Being otherwise directionless, I spent a great deal of time longing for genius writing talent and reading books about writing, occasionally interspersed with brief bouts in front of my Mac, staring at a blank screen.
It was painful. I was young and impatient, and horribly self-critical, and it didn’t occur to me that writing might be a skill that a person had to spend a great deal of time honing before being able to do it well (and that, indeed, it was something that I could get better at).
In fact, it was so painful that I actually started making art to procrastinate, which is how I accidentally ended up becoming a calligrapher and visual artist.
But that’s not what this post is about.
What this post is about is my pocket journal.
In my reading about writing back when, the Professional Writer Experts all said that if you want to be a writer, you must carry around a pocket journal at all times, so that you can jot down ideas whenever they strike.
Ever the good student, I dutifully carried around a pocket journal. But it felt like I rarely had any ideas to jot down.
Clearly (I thought), I just wasn’t cut out to be a real writer. And as my focus shifted to art, I let the writing thing drop.
Oh, I actually kept writing – in journals, in letters, in emails – but none of it was with a self-identity as a Writer. It was just stuff I felt like writing, not stuff I was getting paid to write, or stuff I was writing to impress people with my Writer-ness.
So therefore (I thought), it didn’t count as real writing.
Years later, I was involved in a relationship with a man who made his living as a freelance commercial writer, and wrote personal essays and fiction on the side. He never left the house without his pocket journal and favorite pen, and he scribbled frequently in and with same.
He was clearly a real writer (Writer).
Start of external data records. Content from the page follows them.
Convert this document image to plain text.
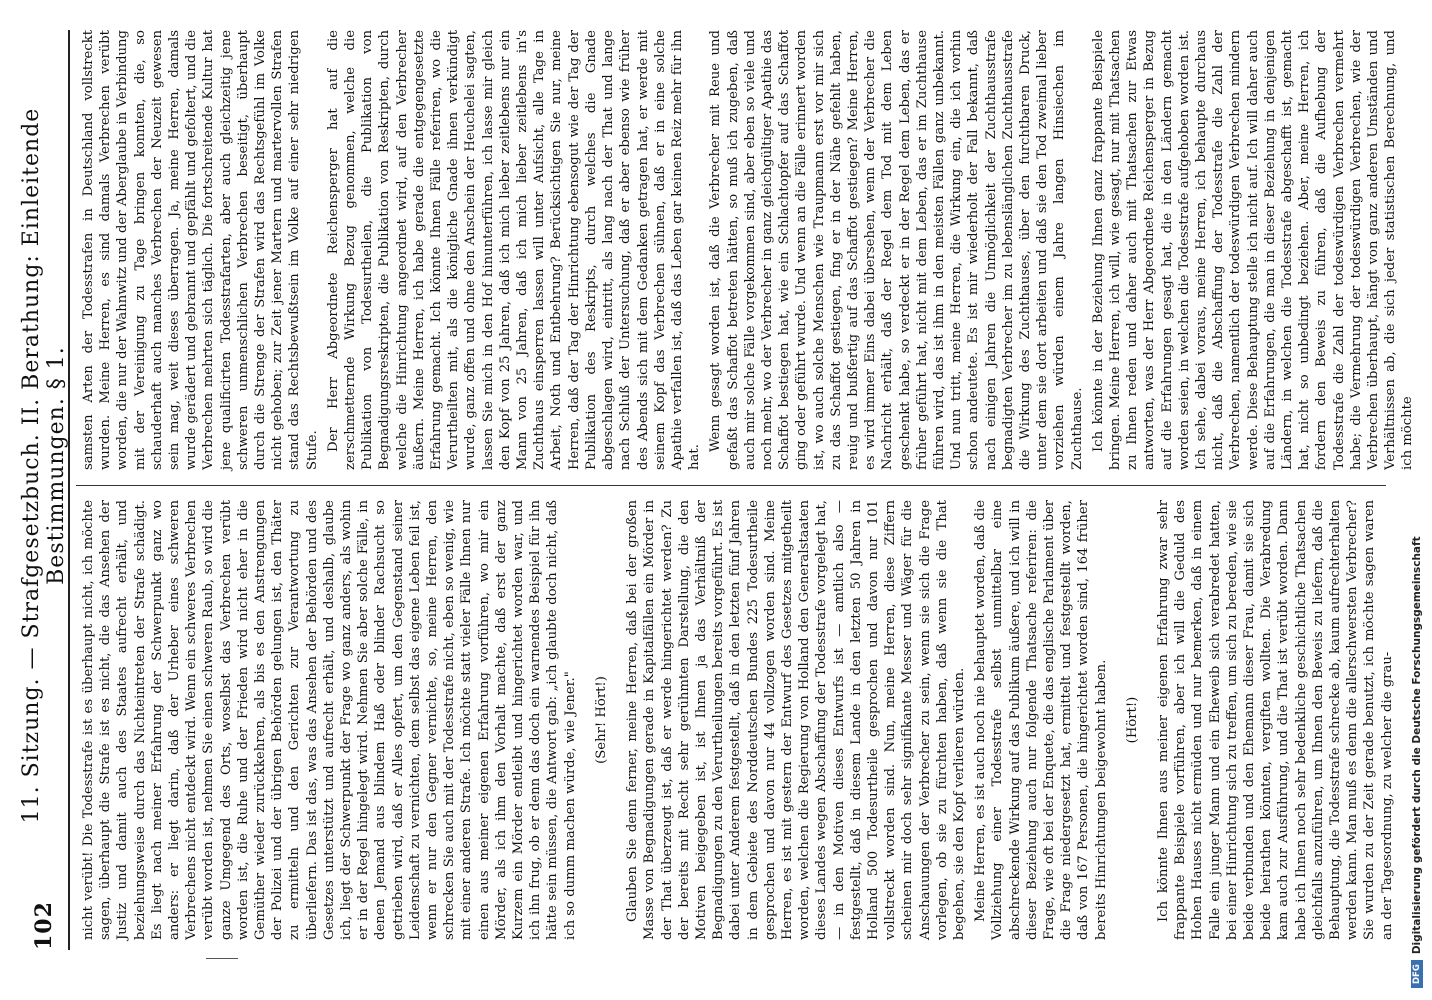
102
11. Sitzung. — Strafgesetzbuch. II. Berathung: Einleitende Bestimmungen. § 1.

nicht verübt! Die Todesstrafe ist es überhaupt nicht, ich möchte sagen, überhaupt die Strafe ist es nicht, die das Ansehen der Justiz und damit auch des Staates aufrecht erhält, und beziehungsweise durch das Nichteintreten der Strafe schädigt. Es liegt nach meiner Erfahrung der Schwerpunkt ganz wo anders: er liegt darin, daß der Urheber eines schweren Verbrechens nicht entdeckt wird. Wenn ein schweres Verbrechen verübt worden ist, nehmen Sie einen schweren Raub, so wird die ganze Umgegend des Orts, woselbst das Verbrechen verübt worden ist, die Ruhe und der Frieden wird nicht eher in die Gemüther wieder zurückkehren, als bis es den Anstrengungen der Polizei und der übrigen Behörden gelungen ist, den Thäter zu ermitteln und den Gerichten zur Verantwortung zu überliefern. Das ist das, was das Ansehen der Behörden und des Gesetzes unterstützt und aufrecht erhält, und deshalb, glaube ich, liegt der Schwerpunkt der Frage wo ganz anders, als wohin er in der Regel hingelegt wird. Nehmen Sie aber solche Fälle, in denen Jemand aus blindem Haß oder blinder Rachsucht so getrieben wird, daß er Alles opfert, um den Gegenstand seiner Leidenschaft zu vernichten, dem selbst das eigene Leben feil ist, wenn er nur den Gegner vernichte, so, meine Herren, den schrecken Sie auch mit der Todesstrafe nicht, eben so wenig, wie mit einer anderen Strafe. Ich möchte statt vieler Fälle Ihnen nur einen aus meiner eigenen Erfahrung vorführen, wo mir ein Mörder, als ich ihm den Vorhalt machte, daß erst der ganz Kurzem ein Mörder entleibt und hingerichtet worden war, und ich ihn frug, ob er denn das doch ein warnendes Beispiel für ihn hätte sein müssen, die Antwort gab: „ich glaubte doch nicht, daß ich so dumm machen würde, wie Jener." (Sehr! Hört!) Glauben Sie denn ferner, meine Herren, daß bei der großen Masse von Begnadigungen gerade in Kapitalfällen ein Mörder in der That überzeugt ist, daß er werde hingerichtet werden? Zu der bereits mit Recht sehr gerühmten Darstellung, die den Motiven beigegeben ist, ist Ihnen ja das Verhältniß der Begnadigungen zu den Verurtheilungen bereits vorgeführt. Es ist dabei unter Anderem festgestellt, daß in den letzten fünf Jahren in dem Gebiete des Norddeutschen Bundes 225 Todesurtheile gesprochen und davon nur 44 vollzogen worden sind. Meine Herren, es ist mit gestern der Entwurf des Gesetzes mitgetheilt worden, welchen die Regierung von Holland den Generalstaaten dieses Landes wegen Abschaffung der Todesstrafe vorgelegt hat, — in den Motiven dieses Entwurfs ist — amtlich also — festgestellt, daß in diesem Lande in den letzten 50 Jahren in Holland 500 Todesurtheile gesprochen und davon nur 101 vollstreckt worden sind. Nun, meine Herren, diese Ziffern scheinen mir doch sehr signifikante Messer und Wäger für die Anschauungen der Verbrecher zu sein, wenn sie sich die Frage vorlegen, ob sie zu fürchten haben, daß wenn sie die That begehen, sie den Kopf verlieren würden. Meine Herren, es ist auch noch nie behauptet worden, daß die Vollziehung einer Todesstrafe selbst unmittelbar eine abschreckende Wirkung auf das Publikum äußere, und ich will in dieser Beziehung auch nur folgende Thatsache referiren: die Frage, wie oft bei der Enquete, die das englische Parlament über die Frage niedergesetzt hat, ermittelt und festgestellt worden, daß von 167 Personen, die hingerichtet worden sind, 164 früher bereits Hinrichtungen beigewohnt haben. (Hört!) Ich könnte Ihnen aus meiner eigenen Erfahrung zwar sehr frappante Beispiele vorführen, aber ich will die Geduld des Hohen Hauses nicht ermüden und nur bemerken, daß in einem Falle ein junger Mann und ein Eheweib sich verabredet hatten, bei einer Hinrichtung sich zu treffen, um sich zu bereden, wie sie beide verbunden und den Ehemann dieser Frau, damit sie sich beide heirathen könnten, vergiften wollten. Die Verabredung kam auch zur Ausführung, und die That ist verübt worden. Dann habe ich Ihnen noch sehr bedenkliche geschichtliche Thatsachen gleichfalls anzuführen, um Ihnen den Beweis zu liefern, daß die Behauptung, die Todesstrafe schrecke ab, kaum aufrechterhalten werden kann. Man muß es denn die allerschwersten Verbrecher? Sie wurden zu der Zeit gerade benutzt, ich möchte sagen waren an der Tagesordnung, zu welcher die grau-

samsten Arten der Todesstrafen in Deutschland vollstreckt wurden. Meine Herren, es sind damals Verbrechen verübt worden, die nur der Wahnwitz und der Aberglaube in Verbindung mit der Vereinigung zu Tage bringen konnten, die, so schauderhaft auch manches Verbrechen der Neuzeit gewesen sein mag, weit dieses überragen. Ja, meine Herren, damals wurde gerädert und gebrannt und gepfählt und gefoltert, und die Verbrechen mehrten sich täglich. Die fortschreitende Kultur hat jene qualificirten Todesstrafarten, aber auch gleichzeitig jene schweren unmenschlichen Verbrechen beseitigt, überhaupt durch die Strenge der Strafen wird das Rechtsgefühl im Volke nicht gehoben; zur Zeit jener Martern und martervollen Strafen stand das Rechtsbewußtsein im Volke auf einer sehr niedrigen Stufe. Der Herr Abgeordnete Reichensperger hat auf die zerschmetternde Wirkung Bezug genommen, welche die Publikation von Todesurtheilen, die Publikation von Begnadigungsreskripten, die Publikation von Reskripten, durch welche die Hinrichtung angeordnet wird, auf den Verbrecher äußern. Meine Herren, ich habe gerade die entgegengesetzte Erfahrung gemacht. Ich könnte Ihnen Fälle referiren, wo die Verurtheilten mit, als die königliche Gnade ihnen verkündigt wurde, ganz offen und ohne den Anschein der Heuchelei sagten, lassen Sie mich in den Hof hinunterführen, ich lasse mir gleich den Kopf von 25 Jahren, daß ich mich lieber zeitlebens nur ein Mann von 25 Jahren, daß ich mich lieber zeitlebens in's Zuchthaus einsperren lassen will unter Aufsicht, alle Tage in Arbeit, Noth und Entbehrung? Berücksichtigen Sie nur, meine Herren, daß der Tag der Hinrichtung ebensogut wie der Tag der Publikation des Reskripts, durch welches die Gnade abgeschlagen wird, eintritt, als lang nach der That und lange nach Schluß der Untersuchung, daß er aber ebenso wie früher des Abends sich mit dem Gedanken getragen hat, er werde mit seinem Kopf das Verbrechen sühnen, daß er in eine solche Apathie verfallen ist, daß das Leben gar keinen Reiz mehr für ihn hat.

Wenn gesagt worden ist, daß die Verbrecher mit Reue und gefaßt das Schaffot betreten hätten, so muß ich zugeben, daß auch mir solche Fälle vorgekommen sind, aber eben so viele und noch mehr, wo der Verbrecher in ganz gleichgültiger Apathie das Schaffot bestiegen hat, wie ein Schlachtopfer auf das Schaffot ging oder geführt wurde. Und wenn an die Fälle erinnert worden ist, wo auch solche Menschen wie Traupmann erst vor mir sich zu das Schaffot gestiegen, fing er in der Nähe gefehlt haben, reuig und bußfertig auf das Schaffot gestiegen? Meine Herren, es wird immer Eins dabei übersehen, wenn der Verbrecher die Nachricht erhält, daß der Regel dem Tod mit dem Leben geschenkt habe, so verdeckt er in der Regel dem Leben, das er früher geführt hat, nicht mit dem Leben, das er im Zuchthause führen wird, das ist ihm in den meisten Fällen ganz unbekannt. Und nun tritt, meine Herren, die Wirkung ein, die ich vorhin schon andeutete. Es ist mir wiederholt der Fall bekannt, daß nach einigen Jahren die Unmöglichkeit der Zuchthausstrafe begnadigten Verbrecher im zu lebenslänglichen Zuchthausstrafe die Wirkung des Zuchthauses, über den furchtbaren Druck, unter dem sie dort arbeiten und daß sie den Tod zweimal lieber vorziehen würden einem Jahre langen Hinsiechen im Zuchthause. Ich könnte in der Beziehung Ihnen ganz frappante Beispiele bringen. Meine Herren, ich will, wie gesagt, nur mit Thatsachen zu Ihnen reden und daher auch mit Thatsachen zur Etwas antworten, was der Herr Abgeordnete Reichensperger in Bezug auf die Erfahrungen gesagt hat, die in den Ländern gemacht worden seien, in welchen die Todesstrafe aufgehoben worden ist. Ich sehe, dabei voraus, meine Herren, ich behaupte durchaus nicht, daß die Abschaffung der Todesstrafe die Zahl der Verbrechen, namentlich der todeswürdigen Verbrechen mindern werde. Diese Behauptung stelle ich nicht auf. Ich will daher auch auf die Erfahrungen, die man in dieser Beziehung in denjenigen Ländern, in welchen die Todesstrafe abgeschafft ist, gemacht hat, nicht so unbedingt beziehen. Aber, meine Herren, ich fordern den Beweis zu führen, daß die Aufhebung der Todesstrafe die Zahl der todeswürdigen Verbrechen vermehrt habe; die Vermehrung der todeswürdigen Verbrechen, wie der Verbrechen überhaupt, hängt von ganz anderen Umständen und Verhältnissen ab, die sich jeder statistischen Berechnung, und ich möchte

DFG
Digitalisierung gefördert durch die Deutsche Forschungsgemeinschaft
The pocket journal, as much as the body of work he’d created and the checks he received in the mail, determined it.
So what does it mean that now, 16 years after I wanted it so badly, I suddenly find myself consistently reaching for my pocket journal and scribbling away?
I bring it on walks with me (walks being, in fact, one of my most consistent muses). I carry it in my purse. And I write in it. Regularly.
Perhaps I needed to find my genre. Perhaps I needed to notice and validate the writing I was already doing.
Perhaps I was really a writer all along.